Тем временем жизнь на корабле шла своим чередом. Кроме очередных наблюдений, у всех находилась разная работа. Сам я не настолько был занят планами будущего и подготовкой к ним, чтобы не найти времени для других занятий. Так, из своего дневника я вижу, что в конце августа и сентября я чрезвычайно гордился новым изобретением, сделанным для камбуза. Весь прошлый год мы готовили пищу на специальной медной плите, подогреваемой керосиновыми лампами. Способ неплохой, но он имел существенное неудобство: требовал ежедневно нескольких литров керосина. Меня все время беспокоила мысль, что нам не хватит керосина, если плавание затянется. Поэтому я ломал себе голову: какое бы придумать приспособление, чтобы обходиться вместо керосина горным, или «черным», маслом, как мы его на судне называли; его было у нас много– двадцать тонн, и предназначалось оно для топки машины.

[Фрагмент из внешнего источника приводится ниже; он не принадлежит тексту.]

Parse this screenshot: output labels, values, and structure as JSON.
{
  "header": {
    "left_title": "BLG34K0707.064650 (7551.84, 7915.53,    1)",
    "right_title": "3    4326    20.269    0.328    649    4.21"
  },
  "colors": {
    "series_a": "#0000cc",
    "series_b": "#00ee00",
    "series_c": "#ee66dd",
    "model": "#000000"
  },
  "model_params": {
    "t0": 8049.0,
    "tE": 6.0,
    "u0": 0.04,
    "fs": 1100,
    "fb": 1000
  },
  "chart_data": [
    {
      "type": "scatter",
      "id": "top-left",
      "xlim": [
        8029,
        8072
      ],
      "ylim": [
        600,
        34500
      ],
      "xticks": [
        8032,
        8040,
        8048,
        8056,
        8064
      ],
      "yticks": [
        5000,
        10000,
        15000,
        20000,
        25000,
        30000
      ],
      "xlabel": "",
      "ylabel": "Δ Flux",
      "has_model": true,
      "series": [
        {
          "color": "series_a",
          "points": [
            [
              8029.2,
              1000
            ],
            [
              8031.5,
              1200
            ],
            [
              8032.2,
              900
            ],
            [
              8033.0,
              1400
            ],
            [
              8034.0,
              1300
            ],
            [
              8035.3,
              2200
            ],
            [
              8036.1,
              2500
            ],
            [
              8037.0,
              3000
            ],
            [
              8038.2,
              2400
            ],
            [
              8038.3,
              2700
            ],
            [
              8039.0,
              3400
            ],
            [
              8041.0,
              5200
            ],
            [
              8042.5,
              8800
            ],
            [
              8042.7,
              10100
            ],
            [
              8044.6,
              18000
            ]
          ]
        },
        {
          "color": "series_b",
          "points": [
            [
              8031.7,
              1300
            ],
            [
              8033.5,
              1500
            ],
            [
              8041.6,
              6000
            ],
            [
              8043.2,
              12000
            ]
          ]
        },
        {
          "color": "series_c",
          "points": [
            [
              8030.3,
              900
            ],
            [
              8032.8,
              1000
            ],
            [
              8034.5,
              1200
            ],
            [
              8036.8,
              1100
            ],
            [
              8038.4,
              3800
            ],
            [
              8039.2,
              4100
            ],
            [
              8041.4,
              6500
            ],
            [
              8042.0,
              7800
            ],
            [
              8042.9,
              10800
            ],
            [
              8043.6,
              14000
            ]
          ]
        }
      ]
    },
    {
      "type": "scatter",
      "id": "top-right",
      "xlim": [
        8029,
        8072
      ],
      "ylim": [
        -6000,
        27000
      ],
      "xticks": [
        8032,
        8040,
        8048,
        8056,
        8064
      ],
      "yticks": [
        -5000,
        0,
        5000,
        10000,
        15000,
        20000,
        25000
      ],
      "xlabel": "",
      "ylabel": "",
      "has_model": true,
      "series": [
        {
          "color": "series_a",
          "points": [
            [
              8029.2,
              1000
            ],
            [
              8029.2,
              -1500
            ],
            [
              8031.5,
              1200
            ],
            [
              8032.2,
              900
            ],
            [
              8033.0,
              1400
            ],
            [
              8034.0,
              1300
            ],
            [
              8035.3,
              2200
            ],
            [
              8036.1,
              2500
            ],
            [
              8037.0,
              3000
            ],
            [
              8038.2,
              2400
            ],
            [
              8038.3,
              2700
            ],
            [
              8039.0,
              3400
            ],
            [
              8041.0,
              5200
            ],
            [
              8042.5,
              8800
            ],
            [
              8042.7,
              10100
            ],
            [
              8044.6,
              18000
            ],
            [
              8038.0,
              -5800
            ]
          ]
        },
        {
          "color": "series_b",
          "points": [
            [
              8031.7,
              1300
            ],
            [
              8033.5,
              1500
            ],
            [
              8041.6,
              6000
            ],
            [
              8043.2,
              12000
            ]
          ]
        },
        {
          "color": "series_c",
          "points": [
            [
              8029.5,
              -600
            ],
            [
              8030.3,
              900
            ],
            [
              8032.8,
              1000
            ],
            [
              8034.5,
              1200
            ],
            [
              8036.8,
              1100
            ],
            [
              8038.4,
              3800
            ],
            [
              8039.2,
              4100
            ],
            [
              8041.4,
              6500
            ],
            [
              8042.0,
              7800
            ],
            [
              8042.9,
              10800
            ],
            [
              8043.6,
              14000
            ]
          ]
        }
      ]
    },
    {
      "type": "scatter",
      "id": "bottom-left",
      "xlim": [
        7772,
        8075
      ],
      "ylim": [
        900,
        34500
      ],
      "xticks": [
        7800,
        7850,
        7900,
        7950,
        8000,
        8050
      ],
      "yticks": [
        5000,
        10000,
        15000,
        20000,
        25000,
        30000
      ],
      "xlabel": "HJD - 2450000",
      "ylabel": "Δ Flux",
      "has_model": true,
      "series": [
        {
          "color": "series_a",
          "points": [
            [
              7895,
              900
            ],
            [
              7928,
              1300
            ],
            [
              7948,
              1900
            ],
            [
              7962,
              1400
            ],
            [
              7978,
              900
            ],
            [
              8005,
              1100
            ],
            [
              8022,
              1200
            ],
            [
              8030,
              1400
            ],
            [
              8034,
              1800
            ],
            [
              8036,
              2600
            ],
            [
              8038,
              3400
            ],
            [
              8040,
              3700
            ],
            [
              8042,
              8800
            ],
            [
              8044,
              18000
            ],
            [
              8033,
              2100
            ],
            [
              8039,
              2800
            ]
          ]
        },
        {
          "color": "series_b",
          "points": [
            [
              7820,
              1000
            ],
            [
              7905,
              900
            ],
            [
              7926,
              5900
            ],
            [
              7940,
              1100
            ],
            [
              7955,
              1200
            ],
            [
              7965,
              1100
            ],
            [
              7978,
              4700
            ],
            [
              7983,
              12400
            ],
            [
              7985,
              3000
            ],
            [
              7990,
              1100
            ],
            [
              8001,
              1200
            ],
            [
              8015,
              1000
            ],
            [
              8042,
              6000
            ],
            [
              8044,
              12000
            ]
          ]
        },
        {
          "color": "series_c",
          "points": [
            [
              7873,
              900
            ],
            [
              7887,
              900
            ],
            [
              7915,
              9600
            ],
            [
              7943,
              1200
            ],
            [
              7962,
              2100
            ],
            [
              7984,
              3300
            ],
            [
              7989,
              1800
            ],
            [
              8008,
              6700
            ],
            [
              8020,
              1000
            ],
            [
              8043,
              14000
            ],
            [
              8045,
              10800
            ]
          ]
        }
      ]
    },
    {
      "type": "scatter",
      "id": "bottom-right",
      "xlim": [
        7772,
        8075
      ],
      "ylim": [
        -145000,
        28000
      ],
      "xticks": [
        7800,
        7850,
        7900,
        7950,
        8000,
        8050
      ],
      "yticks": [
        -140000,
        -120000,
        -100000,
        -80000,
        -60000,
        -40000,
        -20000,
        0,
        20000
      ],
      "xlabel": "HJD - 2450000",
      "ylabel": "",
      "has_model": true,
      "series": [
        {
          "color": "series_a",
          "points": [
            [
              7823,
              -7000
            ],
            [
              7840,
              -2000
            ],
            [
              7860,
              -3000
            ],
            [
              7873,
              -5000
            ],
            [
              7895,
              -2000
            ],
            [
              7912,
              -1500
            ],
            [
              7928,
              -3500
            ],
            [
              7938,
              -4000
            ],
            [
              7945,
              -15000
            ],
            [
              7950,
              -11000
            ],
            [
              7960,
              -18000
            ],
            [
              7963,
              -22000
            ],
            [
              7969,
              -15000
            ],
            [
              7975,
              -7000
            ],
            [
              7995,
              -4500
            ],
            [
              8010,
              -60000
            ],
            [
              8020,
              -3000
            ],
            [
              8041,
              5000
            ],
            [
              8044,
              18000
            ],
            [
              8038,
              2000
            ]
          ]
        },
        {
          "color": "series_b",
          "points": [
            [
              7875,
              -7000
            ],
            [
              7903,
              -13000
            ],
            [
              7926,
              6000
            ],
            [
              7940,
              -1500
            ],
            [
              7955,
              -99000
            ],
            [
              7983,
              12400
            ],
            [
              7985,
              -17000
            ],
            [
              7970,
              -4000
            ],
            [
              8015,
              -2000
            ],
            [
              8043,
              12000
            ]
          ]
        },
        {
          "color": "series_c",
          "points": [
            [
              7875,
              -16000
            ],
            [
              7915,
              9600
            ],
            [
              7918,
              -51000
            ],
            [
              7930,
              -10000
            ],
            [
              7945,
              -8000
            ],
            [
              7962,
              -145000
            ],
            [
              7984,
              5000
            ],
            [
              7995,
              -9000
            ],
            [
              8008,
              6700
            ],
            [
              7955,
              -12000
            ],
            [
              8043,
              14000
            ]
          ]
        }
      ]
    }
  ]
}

В конце концов удалось устроить такой аппарат. 30 августа я записал: «Сегодня испытан изобретенный мною аппарат для сжигания под плитой «черного» масла; результаты превзошли все ожидания. Теперь мы можем спокойно жечь в камбузе «черное» масло. Это великолепно; значит, не придется потом, сидя в потемках, плакать о лампах. Изобретение увеличивает наши запасы на двадцать тысяч литров. Прекрасный керосин может теперь целиком идти на освещение; его хватит нам на много лет, даже если мы будем жечь лампы, не жалея. А двадцать тонн «черного» масла должно хватить, я полагаю, на топку плиты камбуза года на четыре. Аппарат так прост, как только возможно. От резервуара с маслом к топке проходит трубка, из которой масло капает в железную чашку и всасывается там асбестовой пластинкой или коксом. Поступление масла в трубку регулируется тонким вентильным краном. Для тяги я провел снаружи с палубы к заслонке плиты вытяжную трубу; воздух с помощью сильного вентилятора, установленного на палубе, продувается через нее прямо к железной чашке, и масло весело горит красивым белым пламенем. Тот, кто утром зажигает в плите огонь, должен выйти на палубу, убедиться, что вентилятор правильно стоит против ветра, затем открыть вытяжную трубу, повернуть кран так, чтобы масло потекло из резервуара в трубку, и поджечь его клочком бумаги. Присмотра аппарат не требует, его можно предоставить самому себе, и через 20–30 мин вода закипает. Что может быть проще и удобнее? Но, конечно, и у нас на «Фраме», как во всяком обществе, реформы вводятся с трудом; все новшества встречаются косыми взглядами».
Несколько позже о том же аппарате я писал: «Топка «черным» маслом в камбузе вошла в привычку; позавчера произошло переселение кока из навигационной рубки вниз,[191]
и вчера уже началась там внизу топка «черным» маслом. Дело идет отлично, ветер скоростью в 1 м обеспечивает превосходную тягу.Позавчера я сидел после обеда в кают-компании и вдруг услышал глухой треск в камбузе – как будто от взрыва. Я так и сказал товарищам. Немного спустя в дверь просунулась голова Петтерсена.[192]
Он был черен, как трубочист, все лицо в саже. По его словам, он едва приоткрыл дверцу топки– взглянуть, хорошо ли горит огонь, и вся эта чертовщина ударила ему прямо в лицо. Рассказывая, он, конечно, не скупился на проклятия, и крепкие словечки сыпались из него, как горох из мешка. Мы хохотали до упаду. В камбузе нетрудно было понять, что произошло: стены были разукрашены потеками и мазками сажи. Происшествие объяснялось довольно просто: тяга была недостаточна, скопился газ, который не мог загореться до тех пор, пока Петтерсен, отворивший дверцу, не открыл тем самым доступ воздуху. Тогда и ахнул взрыв.Вечером я сказал Петтерсену, что на следующий день буду варить сам, так как нам надо по-настоящему пустить в ход «черное» масло. Но он об этом и слышать не хотел. Неужто я думаю, что он трусит всякого пустяка, он справится сам… И действительно справился».
С этого дня я слышал лишь похвалы новому аппарату, и он был в ходу все время, вплоть до выхода «Фрама» в открытое, свободное ото льда, море.